To be able to send data at these increased speeds, the lasers need to be modulated very rapidly, switching on and off or pulsing about 100 billion times every second.

Engineers and scientists have so far failed to develop a way of achieving this.

Now, a team of scientists from the University of Leeds and the University of Nottingham has made a breakthrough in the control of terahertz quantum cascade lasers, which could lead to the transmission of data at the rate of 100 gigabits per second.

They combined the power of acoustic and light waves.

John Cunningham, Professor of Nanoelectronics at Leeds, said: “This is exciting research. At the moment, the system for modulating a quantum cascade laser is electrically driven – but that system has limitations.

“Ironically, the same electronics that deliver the modulation usually puts a brake on the speed of the modulation. The mechanism we are developing relies instead on acoustic waves.

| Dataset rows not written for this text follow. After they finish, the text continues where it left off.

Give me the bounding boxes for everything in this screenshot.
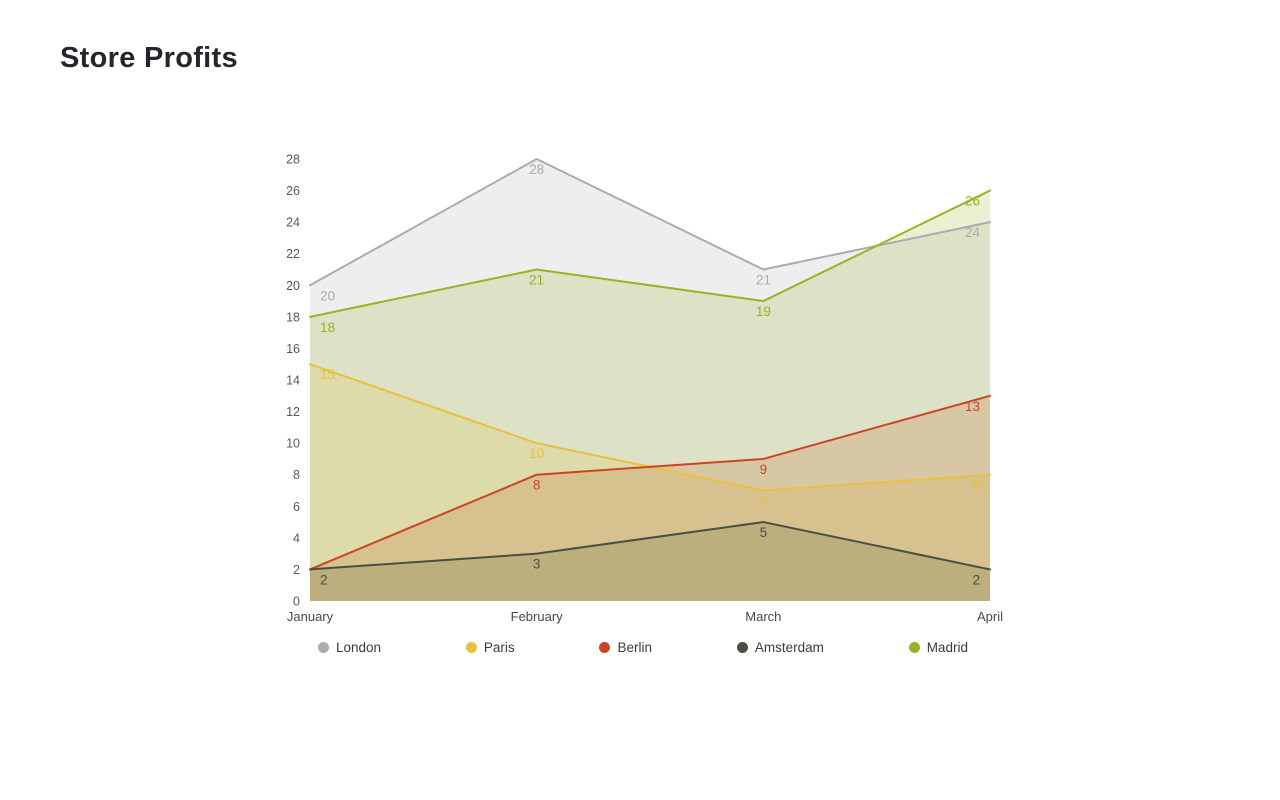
area-fill-amsterdam [310,522,990,601]
area-fill-london [310,159,990,601]
data-label-london: 21 [756,273,771,288]
y-axis-tick-label: 16 [286,342,300,356]
y-axis-tick-label: 28 [286,153,300,167]
y-axis-tick-label: 18 [286,310,300,324]
y-axis-tick-label: 24 [286,216,300,230]
area-fill-berlin [310,395,990,601]
y-axis-tick-label: 10 [286,437,300,451]
data-label-amsterdam: 3 [533,557,541,572]
data-label-amsterdam: 5 [760,525,768,540]
x-axis-label: February [511,609,564,624]
series-line-madrid [309,189,991,318]
x-axis-label: April [977,609,1003,624]
legend-marker-madrid-icon [908,642,920,654]
x-axis-label: January [287,609,334,624]
data-label-madrid: 21 [529,273,544,288]
chart-legend: London Paris Berlin Amsterdam Madrid [318,641,968,655]
series-line-amsterdam [309,521,991,571]
page-title: Store Profits [60,42,238,74]
legend-label: Berlin [617,640,652,655]
series-line-berlin [309,394,991,571]
y-axis-tick-label: 20 [286,279,300,293]
legend-marker-paris-icon [465,642,477,654]
y-axis-tick-label: 6 [293,500,300,514]
data-label-london: 28 [529,162,544,177]
legend-item-paris[interactable]: Paris [465,640,515,655]
data-label-london: 24 [965,225,981,240]
y-axis-tick-label: 14 [286,374,300,388]
legend-marker-amsterdam-icon [736,642,748,654]
y-axis-tick-label: 2 [293,563,300,577]
y-axis-tick-label: 26 [286,184,300,198]
data-label-amsterdam: 2 [972,572,980,587]
x-axis-label: March [745,609,781,624]
legend-label: Paris [483,640,515,655]
legend-item-london[interactable]: London [318,641,381,655]
data-label-madrid: 26 [965,194,980,209]
data-label-berlin: 13 [965,399,980,414]
legend-item-madrid[interactable]: Madrid [908,640,968,655]
legend-label: London [336,640,382,655]
data-label-berlin: 8 [533,478,541,493]
y-axis-tick-label: 12 [286,405,300,419]
data-label-paris: 8 [972,478,980,493]
data-label-amsterdam: 2 [320,572,328,587]
y-axis-tick-label: 22 [286,247,300,261]
data-label-madrid: 19 [756,304,771,319]
y-axis-tick-label: 8 [293,468,300,482]
legend-item-berlin[interactable]: Berlin [599,641,652,655]
data-label-paris: 10 [529,446,544,461]
data-label-paris: 7 [760,494,768,509]
legend-marker-berlin-icon [599,642,611,654]
data-label-london: 20 [320,288,335,303]
data-label-berlin: 9 [760,462,768,477]
data-label-paris: 15 [320,367,335,382]
legend-marker-london-icon [318,642,329,654]
y-axis-tick-label: 0 [293,595,300,609]
legend-label: Amsterdam [754,640,824,655]
legend-item-amsterdam[interactable]: Amsterdam [736,640,824,655]
legend-label: Madrid [926,640,968,655]
data-label-madrid: 18 [320,320,335,335]
y-axis-tick-label: 4 [293,531,300,545]
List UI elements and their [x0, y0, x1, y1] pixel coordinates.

Instead of using external electronics, the researchers used acoustic waves to vibrate the quantum wells inside the quantum cascade laser. The acoustic waves were generated by the impact of a pulse from another laser onto an aluminum film. This caused the film to expand and contract, sending a mechanical wave through the quantum cascade laser.

Tony Kent, Professor of Physics at Nottingham, said, “Essentially, what we did was use the acoustic wave to shake the intricate electronic states inside the quantum cascade laser. We could then see that the acoustic wave was altering its terahertz light output.”

Professor Cunningham added: “We did not reach a situation where we could stop and start the flow completely, but we were able to control the light output by a few percents, which is a great start. We believe that with further refinement, we will be able to develop a new mechanism for complete control of the photon emissions from the laser, and perhaps even integrate structures generating sound with the terahertz laser so that no external sound source is needed.”

The findings are published today in Nature Communications.